Getting down to work, I knew I wasn’t stoked with the tools that I had used before. Pretty much just a trackpad and Illustrator for Spy, and the old Huion tablet plus Illustrator for The Griever. My wife and I had, though, recently gifted our teenager an iPad, and I realized there was probably a way to do at least a chunk of the lettering work, most importantly the balloons, working/drawing directly on the art using that.
Lucky for me, a recent-ish Illustrator-for-the-iPad update had resolved a key lettering issue: being able to add non-Adobe fonts to Creative Cloud so they can be accessed on the iPad. So, now, I thought, I was ready to “borrow” my child’s iPad and take this lettering plan/setup for a test drive.

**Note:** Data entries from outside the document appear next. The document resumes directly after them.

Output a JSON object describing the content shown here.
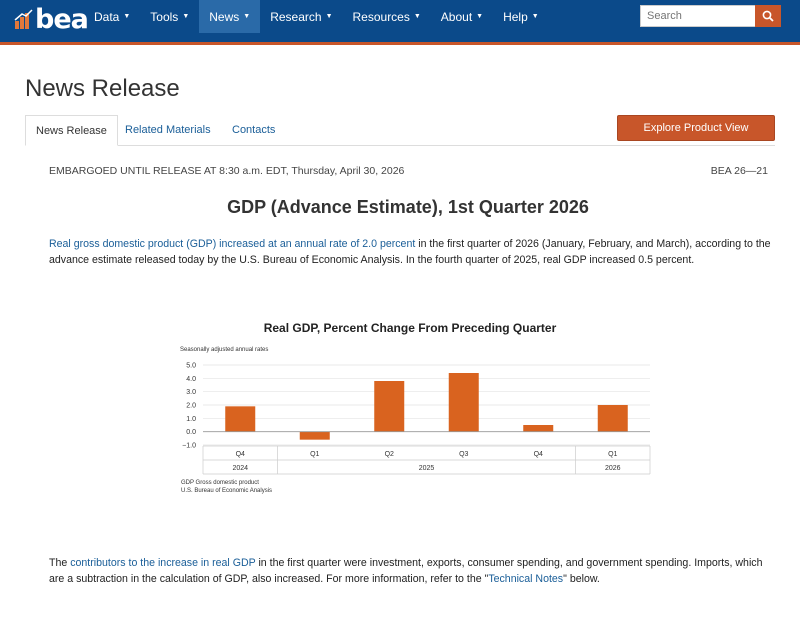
{
  "nav": {
    "logo_text": "bea",
    "items": [
      {
        "label": "Data",
        "active": false
      },
      {
        "label": "Tools",
        "active": false
      },
      {
        "label": "News",
        "active": true
      },
      {
        "label": "Research",
        "active": false
      },
      {
        "label": "Resources",
        "active": false
      },
      {
        "label": "About",
        "active": false
      },
      {
        "label": "Help",
        "active": false
      }
    ],
    "search_placeholder": "Search"
  },
  "page": {
    "title": "News Release",
    "tabs": [
      "News Release",
      "Related Materials",
      "Contacts"
    ],
    "explore_button": "Explore Product View"
  },
  "release": {
    "embargo": "EMBARGOED UNTIL RELEASE AT 8:30 a.m. EDT, Thursday, April 30, 2026",
    "number": "BEA 26—21",
    "title": "GDP (Advance Estimate), 1st Quarter 2026",
    "p1_link1": "Real gross domestic product",
    "p1_link2": "(GDP) increased at an annual rate of 2.0 percent",
    "p1_rest": " in the first quarter of 2026 (January, February, and March), according to the advance estimate released today by the U.S. Bureau of Economic Analysis. In the fourth quarter of 2025, real GDP increased 0.5 percent.",
    "p2_pre": "The ",
    "p2_link1": "contributors to the increase in real GDP",
    "p2_mid": " in the first quarter were investment, exports, consumer spending, and government spending. Imports, which are a subtraction in the calculation of GDP, also increased. For more information, refer to the \"",
    "p2_link2": "Technical Notes",
    "p2_end": "\" below."
  },
  "colors": {
    "nav_bg": "#0b4a8a",
    "accent": "#c8562a",
    "bar": "#d9631f",
    "link": "#1a5e98"
  },
  "chart_data": {
    "type": "bar",
    "title": "Real GDP, Percent Change From Preceding Quarter",
    "subtitle": "Seasonally adjusted annual rates",
    "categories": [
      "Q4",
      "Q1",
      "Q2",
      "Q3",
      "Q4",
      "Q1"
    ],
    "years": [
      {
        "label": "2024",
        "span": 1
      },
      {
        "label": "2025",
        "span": 4
      },
      {
        "label": "2026",
        "span": 1
      }
    ],
    "values": [
      1.9,
      -0.6,
      3.8,
      4.4,
      0.5,
      2.0
    ],
    "yticks": [
      "5.0",
      "4.0",
      "3.0",
      "2.0",
      "1.0",
      "0.0",
      "−1.0"
    ],
    "ylim": [
      -1.0,
      5.0
    ],
    "source_lines": [
      "GDP Gross domestic product",
      "U.S. Bureau of Economic Analysis"
    ]
  }
}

But it turned out that I was getting a bit ahead of myself. As with most things Adobe, it’s never exactly simple or easy to get up and running (though thankfully unlike many things Adobe, this wasn’t crazy expensive, as you’re able to use your existing CC account for the iPad app… sort of surprising they didn’t think this was another place to gouge their lifelong customers).
First, there was connecting the accounts, no big deal. Second, everything you want to work with needs to be saved to Creative Cloud. That includes the .ai files I was actually going to do the work in, the source art files placed in those .ai files, the fonts, etc.

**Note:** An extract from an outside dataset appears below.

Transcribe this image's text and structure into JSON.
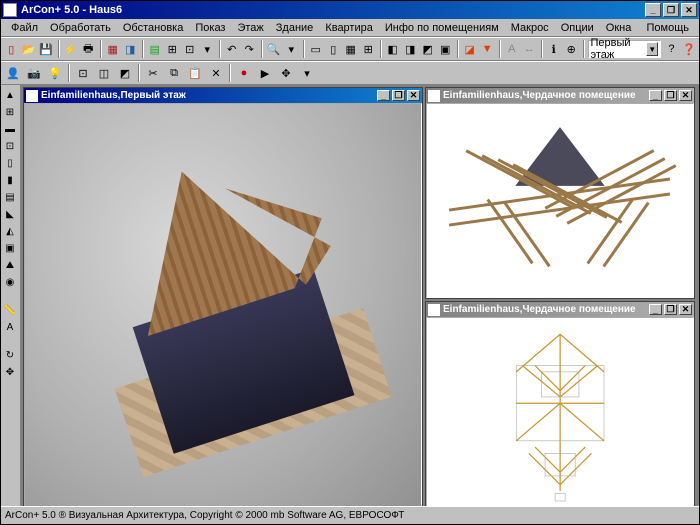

So, I saved the final art for each page to the cloud, placed those freshly saved versions into an .ai file, dropped in a bunch of my dialog (already in the selected font, Spinner Rack Pro from Blambot), loaded that font into Creative Cloud, and then went to pull things up on the iPad.

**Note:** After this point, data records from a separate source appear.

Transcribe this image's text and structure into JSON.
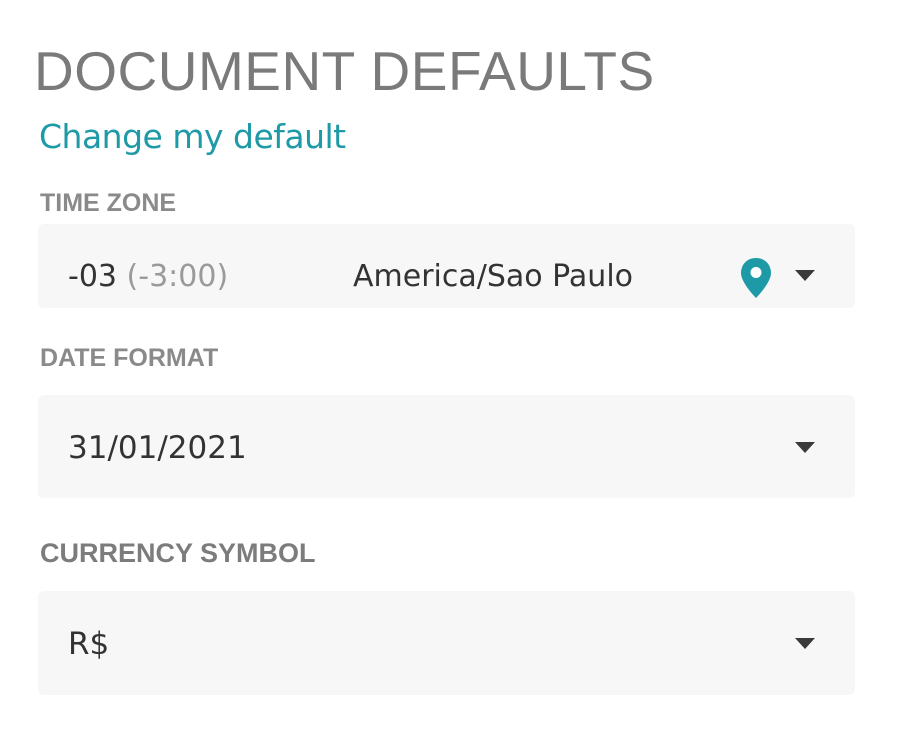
{
  "section": {
    "title": "DOCUMENT DEFAULTS",
    "change_link": "Change my default"
  },
  "time_zone": {
    "label": "TIME ZONE",
    "offset": "-03",
    "offset_detail": "(-3:00)",
    "name": "America/Sao Paulo",
    "pin_icon": "location-pin-icon",
    "pin_color": "#1e9aa6"
  },
  "date_format": {
    "label": "DATE FORMAT",
    "value": "31/01/2021"
  },
  "currency_symbol": {
    "label": "CURRENCY SYMBOL",
    "value": "R$"
  },
  "colors": {
    "accent": "#1e9aa6",
    "title": "#7a7a7a",
    "label": "#8a8a8a",
    "field_bg": "#f7f7f7"
  }
}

I could open and see everything, and started to work on drawing some shapes and then… it quickly became impossible to manage all the layers, and the art images were failing to load and/or to look good/high-resolution, and something was not right… because, like a dummy, I’d done all this in a single .ai file and it was just too much for the app to handle or for me to easily navigate. Groan.
I got back on my desktop and broke the 14-page story into four chunks, and instead of using multiple layers for each of the pages and their elements, I just put each page on a separate artboard. So now I’ve got all art on a layer, all balloons on a layer, and all text on a layer, across four artboards. Much more manageable this way, as one of the harder things for me to get used to, it seems, is dealing with layer visibility, toggling etc. in the AI’s iPad UI.
Anyway, this all worked much better, and the art images were looking full resolution, and I got to work…
How’s it going? Way more rewarding and fluid than using the external, visually disconnected tablet, and way easier to trace the masters for learning purposes. Note that in this shot I’ve got a mix of the basic ovals I made on my desktop machine along with some of the much less perfect, hand-drawn balloons I drew and am ultimately aiming for. Side note: literally tracing Peanuts word balloon tails is a trip. It’s incredibly instructive to dissect a visual style that you’ve been looking at since you were about two years old: What Shultz cares about doing consistently, what he doesn’t… super interesting stuff.